I agree with deltarome. There may be a significant opportunity to reduce electric costs on Marco. The island might be able to reduce costs and underground the lines as well. A concern would be if the city used this as a source of revenue for unrelated projects. Either way the money would benefit the island. By the way, $20,000 does not buy much in the way of cost benefit analysis.

MarcoJimbo writes:

Now that the spending has been put off for a month, maybe we'll be able to find out what the results of the recent MICA survey were. Question #8 dealt with this very topic.

Working_Stiff writes:

The rates only increased significantly for those that use large amounts of electricity. Maybe the money would be better spent on analyzing how the City could be more energy efficient. With all those new lights installed on Collier, I can see why the bill has skyrocketed.

Fossil writes:

The city's expenses for power have increased propotionally with the incease in infrastructure. We now have lift stations bleeding power 24/7, intersection lights that are monitoring traffic 24/7 and let's not forget all those new lights on Collier. Our rates are not disproportionate from those nationwide when you campare the same rate structures. Apples and Oranges are really different fruit.
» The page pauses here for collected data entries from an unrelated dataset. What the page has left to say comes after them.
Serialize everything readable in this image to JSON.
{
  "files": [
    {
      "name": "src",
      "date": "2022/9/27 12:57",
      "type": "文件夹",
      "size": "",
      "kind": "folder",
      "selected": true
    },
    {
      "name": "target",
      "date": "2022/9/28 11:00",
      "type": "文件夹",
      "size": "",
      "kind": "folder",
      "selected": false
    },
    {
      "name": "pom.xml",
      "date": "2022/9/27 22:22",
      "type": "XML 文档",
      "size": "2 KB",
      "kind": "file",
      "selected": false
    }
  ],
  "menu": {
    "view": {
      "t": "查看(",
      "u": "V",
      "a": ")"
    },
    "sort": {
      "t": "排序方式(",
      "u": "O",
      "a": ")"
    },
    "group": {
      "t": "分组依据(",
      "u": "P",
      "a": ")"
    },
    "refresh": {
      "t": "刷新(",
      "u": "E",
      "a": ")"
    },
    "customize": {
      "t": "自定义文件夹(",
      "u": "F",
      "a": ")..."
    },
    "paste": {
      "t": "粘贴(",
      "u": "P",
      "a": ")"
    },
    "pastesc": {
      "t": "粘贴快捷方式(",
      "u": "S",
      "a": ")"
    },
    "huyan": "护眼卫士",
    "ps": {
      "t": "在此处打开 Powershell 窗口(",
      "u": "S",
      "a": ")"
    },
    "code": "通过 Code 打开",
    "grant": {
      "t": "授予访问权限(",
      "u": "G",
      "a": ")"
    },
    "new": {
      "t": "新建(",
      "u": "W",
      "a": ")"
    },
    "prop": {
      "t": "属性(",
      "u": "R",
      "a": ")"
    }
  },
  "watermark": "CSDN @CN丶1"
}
If the city purchases this infrastructure the experts have guaranteed rate increases and new assessments to increase revenue for the city. This is borne out by experiences in other cities that have done the same thing. You wanted facts? Well gather all the facts not just the ones that support your position mr. Arceri.

sailingalong writes:

Arceri is never going to let this die. He sees a $500 per hour consulting job in his future.